VisualToolBench (VTB), a new benchmark from Scale, reveals that models are still much better at "thinking about images," rather than "thinking with images." The distinction is important. "Thinking about images" involves processing and reasoning over images without modifying them to better understand them. "Thinking with images," on the other hand, means being able to modify them for clarity through cropping, editing, or enhancing to uncover details and solve problems. Images become a "manipulable cognitive workspace."

The results of VTB are striking: no model broke 19% correctness, and a majority were below 10%.

At a glance, VisualToolBench is composed of:

1,204 tasks
2,893 images
Single and multi-turn interactions
Five domains: STEM, medicine, finance, sports, and general topics
Measurements of: visual understanding, truthfulness, instruction following, reasoning, and presentation.

This post will break down what makes the study uniquely valuable, the surprising reasons why even the best models failed, and what this means for the future of AI.

What Makes VTB Different?

VTB is the first benchmark designed to systematically evaluate Multimodal Large Language Models (MLLMs) on how well they “think with images,” requiring models to manipulate images to solve problems.

Unlike previous tests that simply included images, VTB presents models with imperfect, realistic scenarios where key information is often hidden, rotated, or poorly framed. To succeed, a model can't just passively describe what it sees; it must actively use tools to transform the image into a more useful format.

The benchmark’s credibility is reinforced by its design, which was built on four key principles:

The tasks were authored by human domain experts and then put through a tough filtering process. A task was only included if at least two of three top-tier MLLMs failed it during pre-grading, guaranteeing a benchmark that is genuinely challenging for even the most advanced models.

What Makes VTB Useful?

The skills tested by VTB are critical for the high-stakes applications where AI is increasingly being deployed. The benchmark's tasks mirror real-world scenarios where a simple failure in perception could have serious consequences.

Examples of these challenges, taken directly from the paper, include:

High-Stakes Medical Analysis: A model must analyze an image from a live chest operation to assess the correct placement of a surgical instrument , a task that requires identifying life-threatening risks such as injuring the patient's heart or major blood vessels.
Complex Engineering Problems: A model is required to solve a structural engineering problem by interpreting a messy, hand-drawn diagram from a notebook and applying the correct formulas.
Multi-Step Everyday Reasoning: More common but equally complex tasks are included, such as finding the correct departure time from a bus schedule that requires reading both a route map and a separate timetable to find the answer.

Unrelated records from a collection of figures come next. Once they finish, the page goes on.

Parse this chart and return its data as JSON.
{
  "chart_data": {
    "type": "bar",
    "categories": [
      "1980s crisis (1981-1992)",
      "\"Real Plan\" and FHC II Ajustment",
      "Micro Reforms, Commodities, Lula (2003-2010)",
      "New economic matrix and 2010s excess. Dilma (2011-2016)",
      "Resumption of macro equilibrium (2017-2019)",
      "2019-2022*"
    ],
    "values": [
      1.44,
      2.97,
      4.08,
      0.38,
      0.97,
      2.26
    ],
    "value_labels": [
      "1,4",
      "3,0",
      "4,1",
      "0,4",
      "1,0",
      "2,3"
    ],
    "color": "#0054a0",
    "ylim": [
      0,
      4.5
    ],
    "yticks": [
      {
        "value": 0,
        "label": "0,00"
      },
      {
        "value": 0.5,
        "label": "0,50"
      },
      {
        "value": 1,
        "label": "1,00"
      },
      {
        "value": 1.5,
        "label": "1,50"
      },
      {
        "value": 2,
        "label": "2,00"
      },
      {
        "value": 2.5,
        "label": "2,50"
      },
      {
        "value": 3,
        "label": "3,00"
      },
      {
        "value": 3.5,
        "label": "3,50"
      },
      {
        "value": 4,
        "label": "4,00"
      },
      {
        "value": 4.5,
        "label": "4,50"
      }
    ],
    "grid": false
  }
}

Demonstration example from VisualToolBench (single-turn, generalist domain, region switch Q&A). The key visual content needed to solve the task is distributed across different regions of the image, requiring the model to crop multiple regions of interest (RoIs) for accurate perception and reasoning. Each task is paired with a detailed set of rubrics to evaluate model’s responses From these rubrics, we derive both a weighted rubric score between 0 and 1 and a binary pass/fai outcome, depending on whether critical rubrics are satisfied.

Why Such Low Scores?

The benchmark’s low scores are a direct result of its strict and nuanced grading system. The primary metric is the Average Pass Rate (APR), and a model’s response only earns a “pass” if it satisfies ALL of the essential rubrics. There is no partial credit for the final pass/fail outcome. Failures tended to cluster around two specific weaknesses: flawed perception and inefficient tool use.

The Root Cause is Perception, Not Logic

The most significant finding from the study’s error analysis is that the models’ core reasoning abilities are not the primary problem. Instead, the bottleneck is a more fundamental skill: visual perception. Across the three representative models analyzed, "visual perception errors"—the inability to correctly identify, interpret, or extract relevant information from an image—were the most common failure mode, accounting for 71% to 82% of all mistakes . This shows that even with powerful tools at their disposal, the models often struggled to see the necessary details in the first place.

A Tool in Hand Isn't Necessarily a Skill Learned

VTB also revealed that simply giving a model access to tools does not guarantee it can use them effectively. Quality and precision of tool use are far more important than the number of attempts at using them. o3, for example, made the largest number of total tool calls at 16,116 and was outperformed by GPT-5, which used its 10,212 calls more efficiently. Strangely enough, tools were not even always useful; Gemini-2.5-pro’s performance improved by 2.7% when it had no access to tools.

A New Framework for More Useful AI

VTB should be seen as the first roadmap for the next generation of AI. By diagnosing the gap between passive sight and active perception, it provides a clear and actionable guide for developers. The path to more capable and reliable AI now involves teaching these models a new fundamental skill: thinking in images. So in the future, AI will more effectively help do things like calculate the price of a custom pizza from a blurry menu , find the right bus departure time on a complex schedule, or get a coffee recommendation for a date from a mirrored photo.